Wednesday, 23 May 2018

When to just say “no” to bidding on brand

Brand bidding is often touted as a hotly debated topic in paid media. That said, a cursory glance will reveal that the typical advice given by PPC experts is to bid on it, without exception. But the question is whether this is good advice or just self-serving.  Let’s look at each of the main arguments for brand bidding in more detail and see if the answer is a bit more nuanced and not just black and white.

 

  • Protect your brand

If you have competitors appearing for brand terms, either in paid or organic then yes, you need to consider how you protect this traffic stream and PPC brand bidding is an obvious option, along with improving your SEO rankings. On the flip side, if you have limited or no competition, it really is worth considering pausing branded PPC.

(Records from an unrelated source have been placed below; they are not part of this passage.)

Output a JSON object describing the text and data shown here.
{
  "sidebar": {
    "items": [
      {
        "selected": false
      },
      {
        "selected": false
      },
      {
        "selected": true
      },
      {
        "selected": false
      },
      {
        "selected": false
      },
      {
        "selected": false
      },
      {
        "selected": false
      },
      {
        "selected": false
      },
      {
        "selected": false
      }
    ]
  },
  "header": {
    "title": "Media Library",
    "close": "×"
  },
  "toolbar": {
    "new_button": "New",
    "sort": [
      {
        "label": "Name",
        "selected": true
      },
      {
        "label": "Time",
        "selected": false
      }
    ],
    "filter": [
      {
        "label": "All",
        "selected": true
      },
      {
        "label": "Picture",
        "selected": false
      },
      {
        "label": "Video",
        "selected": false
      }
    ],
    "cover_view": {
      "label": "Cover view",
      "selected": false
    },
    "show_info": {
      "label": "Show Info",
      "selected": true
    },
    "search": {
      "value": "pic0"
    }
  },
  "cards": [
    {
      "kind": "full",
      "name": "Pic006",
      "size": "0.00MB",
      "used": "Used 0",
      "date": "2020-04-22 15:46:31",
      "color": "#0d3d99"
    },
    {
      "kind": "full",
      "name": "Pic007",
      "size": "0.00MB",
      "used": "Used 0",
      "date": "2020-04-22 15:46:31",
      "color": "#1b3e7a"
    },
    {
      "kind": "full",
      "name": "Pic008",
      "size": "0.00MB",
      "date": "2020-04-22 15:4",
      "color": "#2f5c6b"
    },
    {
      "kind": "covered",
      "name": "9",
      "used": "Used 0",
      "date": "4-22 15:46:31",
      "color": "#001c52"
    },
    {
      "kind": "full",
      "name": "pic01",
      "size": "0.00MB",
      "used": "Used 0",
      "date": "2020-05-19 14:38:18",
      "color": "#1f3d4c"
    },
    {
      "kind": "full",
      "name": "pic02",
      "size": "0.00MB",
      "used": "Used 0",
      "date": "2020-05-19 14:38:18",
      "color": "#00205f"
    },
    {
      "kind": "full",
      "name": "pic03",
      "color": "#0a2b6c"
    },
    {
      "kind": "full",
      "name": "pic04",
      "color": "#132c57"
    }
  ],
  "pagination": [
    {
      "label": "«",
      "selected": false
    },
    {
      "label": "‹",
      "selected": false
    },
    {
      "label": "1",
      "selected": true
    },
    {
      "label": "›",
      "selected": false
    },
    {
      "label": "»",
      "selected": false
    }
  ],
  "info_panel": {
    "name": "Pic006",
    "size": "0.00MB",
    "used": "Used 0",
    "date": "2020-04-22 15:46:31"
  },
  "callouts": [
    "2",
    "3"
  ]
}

Logic would dictate that if a user is searching specifically for your brand, then they want to visit your site or engage with content. If your SERPs don’t contain competitors and only links associated with properties you own, then the benefits of bidding on brand terms become dubious.

Even if you are convinced that you will lose some brand traffic in this scenario, you need to ask yourself if the incremental value that PPC provides is worth it. Let’s say you lose 5% of brand traffic by turning off PPC brand. What that’s telling you is that 95% of your PPC brand traffic did nothing.

In other words, because you would have to appear on 100% of those impressions to protect your brand loses, a £10,000 brand spend which usually would get a £100,000 return, would actually have an incremental return of just £5,000 When viewed this way your ROI goes from 9.00 to -0.5.

 

  • Dominate the SERPs

Dominating the SERPs is a desirable goal for a lot of advertisers, however, this argument falters if you are already dominating the SERPs without a paid ad hogging the top spot. If you don’t have paid competitors bidding on your brand terms and you have good organic rankings for your owned properties you already dominate the SERPs and are just paying to push all your other listings down the page.

If you do have some organic competitors creeping onto your first page results, you should look to manage your other properties outside of your main site. This is a good way to ensure that you capture as many organic listings as possible and push any SEO competitors of the first page longer term. Ensure that your social media sites, Wikipedia page, and local listing are optimized and appearing for brand terms.

 

  • Control your messaging

It’s often argued that PPC is better at controlling message and landing page choice. While it is indeed more agile at both, you still have control from an SEO point of view. SEO’s have been optimizing listing copy in the meta descriptions since SEO began and any half decent SEO team will have categorized your pages and actively optimized your brand terms to land on the most appropriate pages.

Potentially if you have a sale running or have launched a new range, you may want to quickly reflect this in your copy. But again, if you have no competitors, it’s logical that you will get the click anyway and you can use your landing page to convey any important messaging.

 

  • Your brand terms are cheap

Brand terms often are cheaper than non-brand terms, but unless they add benefits, it is just an additional and unnecessary cost. You could be using that spend on other new customer driving activity to grow your business.

 

  • Capture high-quality traffic near the point of conversion

PPC managers and teams love to bid on brands because it converts well, makes reports look great and can mask poor performing activity.

This obviously isn’t a good enough reason on its own and only applies if you must defend from losing conversions against competitors. Otherwise, you are just taking credit for conversions you already would have received.

 

  • Brand terms improve overall account quality score

The premise here is that brand bidding will improve overall quality score and therefore decrease cost per clicks on other terms (at least in the early stages when you launch new keywords and they are yet to establish a QS). However, Google has never admitted that account level quality score exists. They have chopped and changed QS measurement over the years, all new keywords used to launch with a QS of 6, now they start at zero and build as they accrue data. According to Google, keywords are assessed on their own merit and gain a quality score once they build data. PPC experts have asserted that account level QS exists, but we have little hard evidence to support that claim, so the known benefit is wishy-washy at best.

 

My view is that brand bidding should be avoided if possible. A PPC manager will only add value by growing prospecting activity, not piggybacking off the success of a brand name.

If you can turn off brand, ensure that you break your brand terms into different categories and assess the need to bid on them independently. A core brand term [brand x] may have no competition, but a brand + product term [brand x shoes] may be more likely to receive competition as other advertisers broad match on the product term (rather than directly bidding on your brand). Also, add negatives as well as pausing keywords and continue to monitor the situation, in case competitors appear.

If you must bid on brand, then task your PPC manager with making it work for you as efficiently as possible, getting that traffic cheaply. If it’s within your power, take steps to remove the need to bid on a brand. Boost SEO rankings on other owned properties, like Facebook and Wikipedia, reach out to resellers and even competitors about brand bidding, you may be able to reach an agreement to stop bidding on each other’s terms.

Do remember to assess your situation on a case by case basis and understand if brand bidding is right for you.